Pour Tony Fortin, de l’Observatoire des armements « L’Union européenne a construit un modèle où les États et les industriels détiennent quasiment tous les pouvoirs, alors que le rôle du Parlement reste marginal. Cette opacité et ce manque de transparence ne sont pas le produit du hasard mais du refus de donner des outils de contrôle effectifs aux député·es européen·nes et aux acteurs de la société civile. C’est donc bien le contrôle parlementaire et démocratique qu’il faut construire au niveau européen si on veut inverser la logique en cours et faire en sorte que les États exportateurs soient soumis à un réel contrôle indépendant sur le respect de leurs engagements en matière des droits humains. »
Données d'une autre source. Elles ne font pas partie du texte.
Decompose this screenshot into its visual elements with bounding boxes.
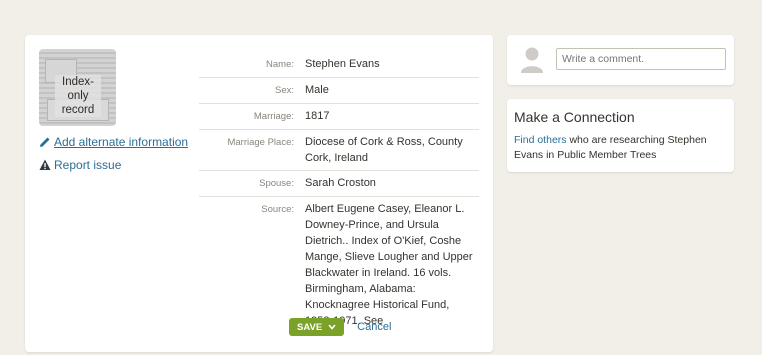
field-row-spouse: Spouse: Sarah Croston (199, 171, 479, 197)
field-row-marriage: Marriage: 1817 (199, 104, 479, 130)
record-actions: SAVE Cancel (289, 318, 391, 336)
find-others-link[interactable]: Find others (514, 134, 567, 146)
add-alternate-info-label: Add alternate information (54, 135, 189, 149)
field-label: Sex: (274, 85, 294, 96)
warning-icon (39, 159, 51, 170)
thumbnail-label: Index-only record (55, 75, 101, 117)
field-label: Spouse: (259, 178, 294, 189)
connection-text: Find others who are researching Stephen … (514, 133, 724, 163)
add-alternate-info-link[interactable]: Add alternate information (39, 135, 188, 149)
field-label: Source: (261, 204, 294, 215)
field-row-name: Name: Stephen Evans (199, 52, 479, 78)
connection-card: Make a Connection Find others who are re… (507, 99, 734, 172)
record-card: Index-only record Add alternate informat… (25, 35, 493, 352)
connection-title: Make a Connection (514, 109, 635, 125)
field-row-marriage-place: Marriage Place: Diocese of Cork & Ross, … (199, 130, 479, 171)
cancel-link[interactable]: Cancel (357, 321, 391, 333)
field-label: Name: (266, 59, 294, 70)
field-label: Marriage: (253, 111, 294, 122)
comment-card (507, 35, 734, 85)
field-row-sex: Sex: Male (199, 78, 479, 104)
avatar-icon (521, 47, 543, 73)
save-button[interactable]: SAVE (289, 318, 345, 336)
field-row-source: Source: Albert Eugene Casey, Eleanor L. … (199, 197, 479, 333)
field-value: Sarah Croston (305, 177, 376, 189)
report-issue-label: Report issue (54, 158, 122, 172)
pencil-icon (40, 137, 50, 147)
field-value: Stephen Evans (305, 58, 380, 70)
record-fields: Name: Stephen Evans Sex: Male Marriage: … (199, 52, 479, 333)
field-value: Albert Eugene Casey, Eleanor L. Downey-P… (305, 203, 473, 327)
field-label: Marriage Place: (227, 137, 294, 148)
comment-input[interactable] (556, 48, 726, 70)
chevron-down-icon (328, 324, 336, 330)
field-value: 1817 (305, 110, 330, 122)
field-value: Male (305, 84, 329, 96)
save-label: SAVE (297, 321, 323, 333)
report-issue-link[interactable]: Report issue (39, 158, 121, 172)
field-value: Diocese of Cork & Ross, County Cork, Ire… (305, 136, 463, 164)
record-thumbnail[interactable]: Index-only record (39, 49, 116, 126)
« La violence et l’oppression contre les peuples du Moyen-Orient n’est pas une fatalité », déclare Alice Mogwe, Présidente de la FIDH. « Les moyens de cette violence, actuellement déployée par Israël à une échelle inégalée à Gaza, sont vendus par des membres de l’UE. Les valeurs européennes s’arrêtent là où commencent les contrats d’armements. »
Sur la période 2018-2022, l’UE représentait à elle seule 24% des ventes d’armes dans le monde, avec le Moyen-Orient comme première région cliente. La France est le premier exportateur européen vers la région, suivie de près par les autres États-membres tels que l’Allemagne ou l’Italie.